#読書
松田青子『お砂糖ひとさじで』(PHP,2024年7月)
雑誌連載のエッセイをまとめたもの。タイトルはメアリー・ポピンズの映画の曲にある「お砂糖ひとさじで薬が飲みやすくなる」という歌詞から取られていて、苦手なことやつらいことのある生活のなかでも気持ちを上向かせてくれるような、日々のちょっとしたことがテーマ。
身の回りのこまごまとしたものやことに対する、それを選んだ経緯とか、どこがよいとかの語りは、必ずしも自分と同じような好みではないひとのお話でも楽しい。
ひるがえって、私ももっと自分の持ち物を長く愛せるような買い物をしよう……などと、決意を新たにしたりもするのだった。

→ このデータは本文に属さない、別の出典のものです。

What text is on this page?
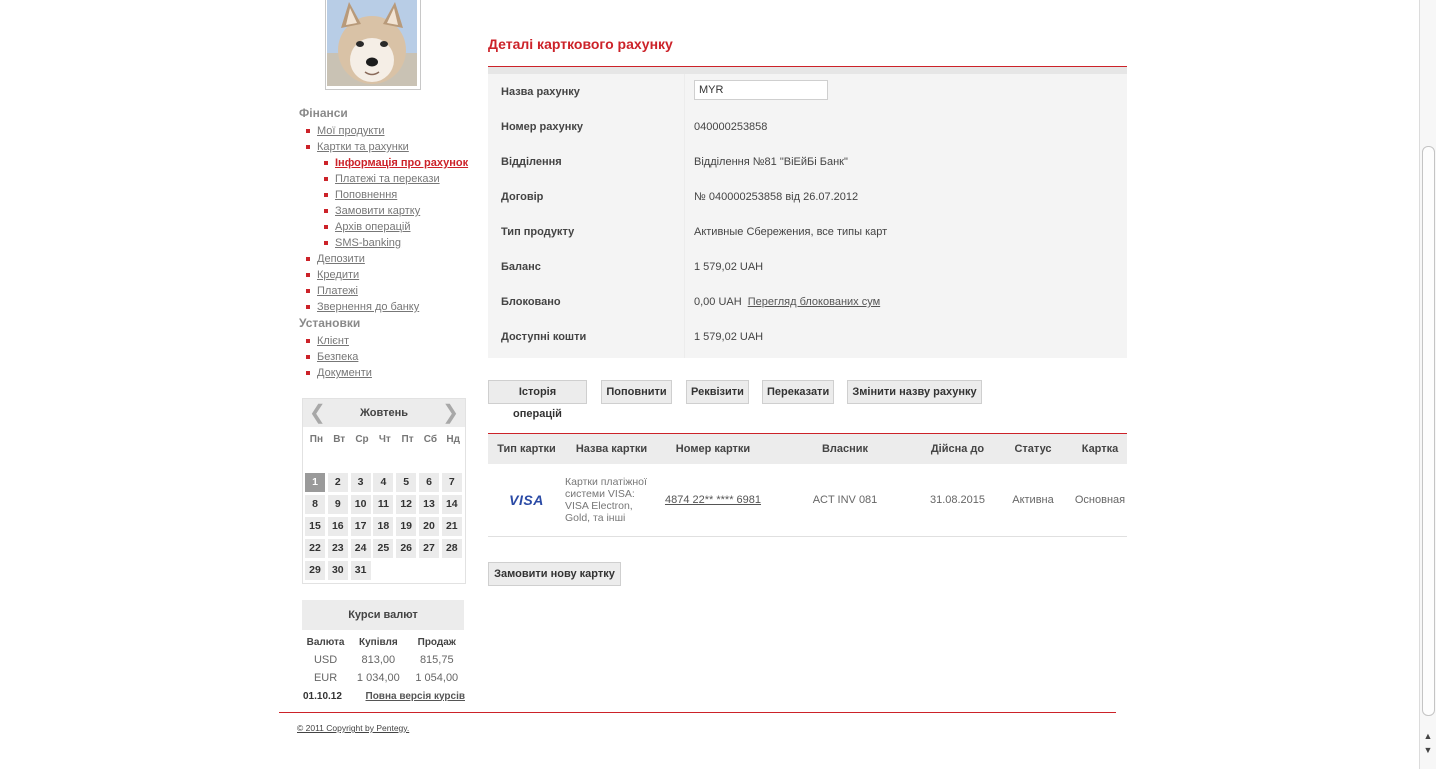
Фінанси
Мої продукти
Картки та рахунки
Інформація про рахунок
Платежі та перекази
Поповнення
Замовити картку
Архів операцій
SMS-banking
Депозити
Кредити
Платежі
Звернення до банку
Установки
Клієнт
Безпека
Документи
❮	Жовтень	❯
Пн	Вт	Ср	Чт	Пт	Сб Нд
1	2	3	4	5	6	7
8	9	10	11	12	13	14
15	16	17	18	19	20	21
22	23	24	25	26	27	28
29	30	31
Курси валют
Валюта	Купівля	Продаж
USD	813,00	815,75
EUR	1 034,00	1 054,00
01.10.12	Повна версія курсів	
Деталі карткового рахунку
Назва рахунку
MYR
Номер рахунку	040000253858
Відділення	Відділення №81 "ВіЕйБі Банк"
Договір	№ 040000253858 від 26.07.2012
Тип продукту	Активные Сбережения, все типы карт
Баланс	1 579,02 UAH
Блоковано	0,00 UAH Перегляд блокованих сум
Доступні кошти	1 579,02 UAH
Історія операцій
Поповнити	Реквізити	Переказати	Змінити назву рахунку
Тип картки	Назва картки	Номер картки	Власник	Дійсна до	Статус	Картка
VISA	Картки платіжної системи VISA: VISA Electron, Gold, та інші	4874 22** **** 6981	ACT INV 081	31.08.2015	Активна	Основная
Замовити нову картку
© 2011 Copyright by Pentegy.
▲
▼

またそんな素敵なもの嬉しいことの話題と並んで、タクシーで嫌な思いをした体験が報告される回があり、ちょっと異彩を放っている。でもそういった「怒り」をきちんと言語化しておくのも、自分を大切にするということだというお話に、納得するものがあった。直接文句を言えなくても、少なくとも自分のなかでは曖昧に流さず基準を持っていたほうがいいんだな。
これもまた、身に着けるものを意識的に選ぶのと同様のことなんだ。